Par conclusions signifiées par voie électronique le 13 juillet 2022, la société Elior Services Propreté et Santé demande à la cour de confirmer le jugement en toutes ses dispositions et de débouter Mme [F] de l’ensemble de ses demandes. A titre subsidiaire, elle demande à la cour de :

– limiter le montant de l’indemnité pour licenciement sans cause réelle et sérieuse au minimum fixé par le barème prévu par l’article L.1235-3 du code du travail soit l’équivalent de 3 mois de salaire,

– déclarer irrecevable la demande de réintégration nouvelle en cause d’appel, à titre subsidiaire, débouter Mme [F] de sa demande de réintégration en ce que celle-ci est matériellement impossible, à titre infiniment subsidiaire, limiter le montant de l’indemnité d’éviction à l’équivalent des salaires courant entre le 10 mai 2022 et sa réintégration,

– limiter le montant de l’indemnité pour licenciement nul au minimum fixé par le barème prévu par l’article L. 1235-3-1 du code du travail soit l’équivalent de 6 mois de salaire,

– en tout état de cause, condamner Mme [F] à payer la somme de 2 000 euros en application de l’article 700 du code de procédure civile, la condamner aux entiers dépens.

En application de l’article 455 du code de procédure civile, il est renvoyé aux conclusions des parties pour un plus ample exposé de leurs prétentions et moyens.

L’ordonnance de clôture de la procédure est intervenue le 21 mars 2023.

MOTIVATION

Sur l’origine de l’inaptitude

La salariée indique que les douleurs aux chevilles résultant de l’accident du travail de 2013 ont participé avec les douleurs au dos à son inaptitude en raison de l’impossibilité d’occuper un poste debout, l’employeur ayant connaissance de ces douleurs aux chevilles.

L’employeur soutient que l’inaptitude n’a aucun lien avec l’accident du travail survenu en 2013, la salariée ayant été consolidée en 2015 et ayant fait l’objet d’un certificat médical initial et non de rechute en 2017.

Les règles particulières relatives à la protection des accidentés du travail doivent recevoir application dès lors que l’inaptitude du salarié a au moins partiellement pour origine un accident du travail et que l’employeur avait connaissance de cette origine au moment du licenciement.

Aux termes de l’article L. 1226-6 du code du travail, les dispositions de la présente section ne sont pas applicables aux rapports entre un employeur et son salarié victime d’un accident du travail ou d’une maladie professionnelle, survenu ou contractée au service d’un autre employeur.

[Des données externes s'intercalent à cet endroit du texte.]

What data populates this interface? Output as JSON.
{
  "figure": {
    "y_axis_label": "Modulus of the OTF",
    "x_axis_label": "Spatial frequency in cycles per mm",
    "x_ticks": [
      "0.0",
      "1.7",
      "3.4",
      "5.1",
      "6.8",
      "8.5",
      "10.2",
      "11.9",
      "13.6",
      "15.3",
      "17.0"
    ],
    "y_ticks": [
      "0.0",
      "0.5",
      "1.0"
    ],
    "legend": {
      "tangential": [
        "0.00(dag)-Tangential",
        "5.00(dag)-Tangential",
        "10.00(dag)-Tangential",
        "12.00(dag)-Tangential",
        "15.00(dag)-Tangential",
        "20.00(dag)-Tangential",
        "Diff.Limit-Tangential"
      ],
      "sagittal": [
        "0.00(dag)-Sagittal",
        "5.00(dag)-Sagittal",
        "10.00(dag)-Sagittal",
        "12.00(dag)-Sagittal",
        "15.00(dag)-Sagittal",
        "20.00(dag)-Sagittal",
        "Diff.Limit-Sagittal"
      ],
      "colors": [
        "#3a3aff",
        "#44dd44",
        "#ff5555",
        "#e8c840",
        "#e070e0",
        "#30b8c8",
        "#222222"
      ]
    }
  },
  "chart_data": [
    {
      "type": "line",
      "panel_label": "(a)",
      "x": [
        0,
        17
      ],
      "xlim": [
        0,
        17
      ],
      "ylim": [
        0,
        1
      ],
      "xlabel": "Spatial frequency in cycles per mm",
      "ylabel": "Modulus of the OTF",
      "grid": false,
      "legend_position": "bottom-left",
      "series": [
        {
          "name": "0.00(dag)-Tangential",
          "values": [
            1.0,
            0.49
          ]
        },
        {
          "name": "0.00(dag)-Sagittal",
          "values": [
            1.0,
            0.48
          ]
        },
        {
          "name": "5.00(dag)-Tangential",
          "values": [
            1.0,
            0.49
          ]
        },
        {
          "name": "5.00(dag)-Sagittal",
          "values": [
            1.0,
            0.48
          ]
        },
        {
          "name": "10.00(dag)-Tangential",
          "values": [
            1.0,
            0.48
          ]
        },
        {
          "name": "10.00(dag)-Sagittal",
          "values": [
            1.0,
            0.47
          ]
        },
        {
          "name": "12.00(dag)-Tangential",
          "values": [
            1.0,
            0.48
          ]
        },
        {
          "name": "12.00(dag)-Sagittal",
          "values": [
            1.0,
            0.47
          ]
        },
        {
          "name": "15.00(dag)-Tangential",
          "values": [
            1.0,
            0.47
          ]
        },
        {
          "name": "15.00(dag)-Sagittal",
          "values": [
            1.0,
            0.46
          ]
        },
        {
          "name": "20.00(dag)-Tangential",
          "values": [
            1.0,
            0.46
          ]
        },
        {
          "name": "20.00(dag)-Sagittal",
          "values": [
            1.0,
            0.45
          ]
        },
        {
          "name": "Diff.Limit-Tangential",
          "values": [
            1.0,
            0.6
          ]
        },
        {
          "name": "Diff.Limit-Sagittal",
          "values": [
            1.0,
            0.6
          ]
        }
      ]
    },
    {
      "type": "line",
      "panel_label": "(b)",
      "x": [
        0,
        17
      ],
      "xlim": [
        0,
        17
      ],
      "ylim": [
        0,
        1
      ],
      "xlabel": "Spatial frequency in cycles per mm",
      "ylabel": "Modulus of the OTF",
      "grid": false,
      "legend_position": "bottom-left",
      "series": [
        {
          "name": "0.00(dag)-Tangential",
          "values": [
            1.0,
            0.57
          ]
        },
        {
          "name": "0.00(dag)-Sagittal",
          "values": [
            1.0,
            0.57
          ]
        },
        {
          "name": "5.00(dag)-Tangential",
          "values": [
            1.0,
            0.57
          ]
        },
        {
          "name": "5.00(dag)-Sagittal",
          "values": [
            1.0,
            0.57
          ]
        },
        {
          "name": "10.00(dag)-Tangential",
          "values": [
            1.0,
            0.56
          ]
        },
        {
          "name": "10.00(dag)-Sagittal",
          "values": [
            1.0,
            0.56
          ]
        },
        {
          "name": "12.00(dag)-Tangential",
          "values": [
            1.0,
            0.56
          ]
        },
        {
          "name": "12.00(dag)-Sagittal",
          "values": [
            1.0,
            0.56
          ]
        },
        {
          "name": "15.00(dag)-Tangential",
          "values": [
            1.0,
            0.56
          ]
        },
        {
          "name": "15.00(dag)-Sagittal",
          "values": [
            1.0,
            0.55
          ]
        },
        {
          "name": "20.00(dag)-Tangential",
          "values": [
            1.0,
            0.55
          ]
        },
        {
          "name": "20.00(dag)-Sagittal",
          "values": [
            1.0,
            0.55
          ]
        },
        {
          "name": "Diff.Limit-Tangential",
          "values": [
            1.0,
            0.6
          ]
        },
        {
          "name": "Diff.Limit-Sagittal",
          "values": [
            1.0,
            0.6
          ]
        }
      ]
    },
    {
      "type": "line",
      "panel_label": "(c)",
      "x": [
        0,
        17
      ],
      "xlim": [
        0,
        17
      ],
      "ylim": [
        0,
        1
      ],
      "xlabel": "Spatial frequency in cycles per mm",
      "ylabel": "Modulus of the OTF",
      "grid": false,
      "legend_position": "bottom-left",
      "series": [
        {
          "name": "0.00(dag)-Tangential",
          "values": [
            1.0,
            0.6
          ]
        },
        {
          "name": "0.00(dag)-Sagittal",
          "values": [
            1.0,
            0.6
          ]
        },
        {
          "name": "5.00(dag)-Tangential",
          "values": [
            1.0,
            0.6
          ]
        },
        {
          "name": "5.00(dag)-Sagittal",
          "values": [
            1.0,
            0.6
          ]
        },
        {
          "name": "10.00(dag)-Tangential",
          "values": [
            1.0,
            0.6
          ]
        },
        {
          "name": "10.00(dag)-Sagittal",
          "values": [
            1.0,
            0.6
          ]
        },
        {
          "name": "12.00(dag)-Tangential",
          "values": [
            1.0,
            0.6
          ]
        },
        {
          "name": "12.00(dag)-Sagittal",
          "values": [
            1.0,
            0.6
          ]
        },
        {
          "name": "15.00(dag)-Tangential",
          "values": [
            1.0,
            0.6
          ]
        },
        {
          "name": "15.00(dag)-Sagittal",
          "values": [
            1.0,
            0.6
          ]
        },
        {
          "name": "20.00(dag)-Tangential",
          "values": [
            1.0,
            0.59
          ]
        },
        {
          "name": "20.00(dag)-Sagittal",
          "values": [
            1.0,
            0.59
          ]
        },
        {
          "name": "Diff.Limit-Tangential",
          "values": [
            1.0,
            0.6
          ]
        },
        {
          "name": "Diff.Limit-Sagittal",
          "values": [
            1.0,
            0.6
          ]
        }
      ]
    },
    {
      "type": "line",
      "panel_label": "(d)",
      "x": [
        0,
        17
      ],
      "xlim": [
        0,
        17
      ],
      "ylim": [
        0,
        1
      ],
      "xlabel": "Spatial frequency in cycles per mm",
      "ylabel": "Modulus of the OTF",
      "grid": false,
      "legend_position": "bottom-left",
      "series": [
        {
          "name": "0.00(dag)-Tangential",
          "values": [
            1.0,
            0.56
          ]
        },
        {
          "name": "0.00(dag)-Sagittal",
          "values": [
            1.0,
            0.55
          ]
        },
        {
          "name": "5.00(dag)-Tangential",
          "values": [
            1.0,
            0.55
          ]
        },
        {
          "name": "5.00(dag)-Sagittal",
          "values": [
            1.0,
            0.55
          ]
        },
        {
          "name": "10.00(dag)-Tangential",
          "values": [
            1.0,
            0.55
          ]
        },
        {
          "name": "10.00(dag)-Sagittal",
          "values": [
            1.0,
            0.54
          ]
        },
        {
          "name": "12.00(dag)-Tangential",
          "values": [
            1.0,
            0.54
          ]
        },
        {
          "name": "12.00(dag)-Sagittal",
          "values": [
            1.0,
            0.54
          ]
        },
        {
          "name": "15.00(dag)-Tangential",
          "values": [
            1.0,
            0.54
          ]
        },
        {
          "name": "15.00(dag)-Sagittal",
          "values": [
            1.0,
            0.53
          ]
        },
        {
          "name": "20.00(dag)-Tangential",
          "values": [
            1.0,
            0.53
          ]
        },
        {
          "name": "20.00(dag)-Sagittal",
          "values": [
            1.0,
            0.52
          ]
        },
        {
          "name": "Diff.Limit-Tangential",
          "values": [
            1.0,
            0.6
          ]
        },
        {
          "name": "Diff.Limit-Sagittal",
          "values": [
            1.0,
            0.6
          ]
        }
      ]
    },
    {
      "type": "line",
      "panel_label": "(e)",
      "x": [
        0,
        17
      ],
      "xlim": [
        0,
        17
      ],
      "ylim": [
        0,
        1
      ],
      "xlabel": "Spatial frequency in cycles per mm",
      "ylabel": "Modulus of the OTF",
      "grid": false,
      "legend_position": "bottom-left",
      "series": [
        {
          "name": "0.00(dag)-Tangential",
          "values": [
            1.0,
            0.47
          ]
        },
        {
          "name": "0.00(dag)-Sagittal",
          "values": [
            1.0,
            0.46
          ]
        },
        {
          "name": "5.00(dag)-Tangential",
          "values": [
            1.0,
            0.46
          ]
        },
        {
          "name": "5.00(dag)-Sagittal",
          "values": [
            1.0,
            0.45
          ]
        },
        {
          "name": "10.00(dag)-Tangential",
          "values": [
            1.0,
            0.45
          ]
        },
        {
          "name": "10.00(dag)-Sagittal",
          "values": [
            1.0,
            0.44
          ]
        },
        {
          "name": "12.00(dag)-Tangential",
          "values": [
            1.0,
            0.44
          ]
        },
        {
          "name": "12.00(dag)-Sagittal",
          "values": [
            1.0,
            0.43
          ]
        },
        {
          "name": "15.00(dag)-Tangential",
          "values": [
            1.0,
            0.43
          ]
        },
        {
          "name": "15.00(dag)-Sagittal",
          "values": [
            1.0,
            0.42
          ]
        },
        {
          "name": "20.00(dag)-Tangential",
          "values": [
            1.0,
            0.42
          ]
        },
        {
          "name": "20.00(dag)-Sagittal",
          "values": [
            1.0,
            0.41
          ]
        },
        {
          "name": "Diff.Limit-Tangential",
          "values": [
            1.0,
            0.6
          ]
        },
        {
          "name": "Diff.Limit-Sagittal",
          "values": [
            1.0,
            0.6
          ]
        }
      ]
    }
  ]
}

En l’espèce, la salariée a subi un premier accident du travail le 12 mars 2013 au sein de la société Elior lui ayant causé un traumatisme à la cheville gauche. Si les conséquences dommageables consécutives à cet accident ont été considérées comme consolidées par le médecin traitant de la salarié, celui-ci a noté que la salariée présentait des séquelles et a établi en accord avec le médecin conseil un protocole pour soins après consolidation.

Cependant, la salariée a subi un second accident du travail le 4 mai 2017 alors qu’elle travaillait pour un second employeur.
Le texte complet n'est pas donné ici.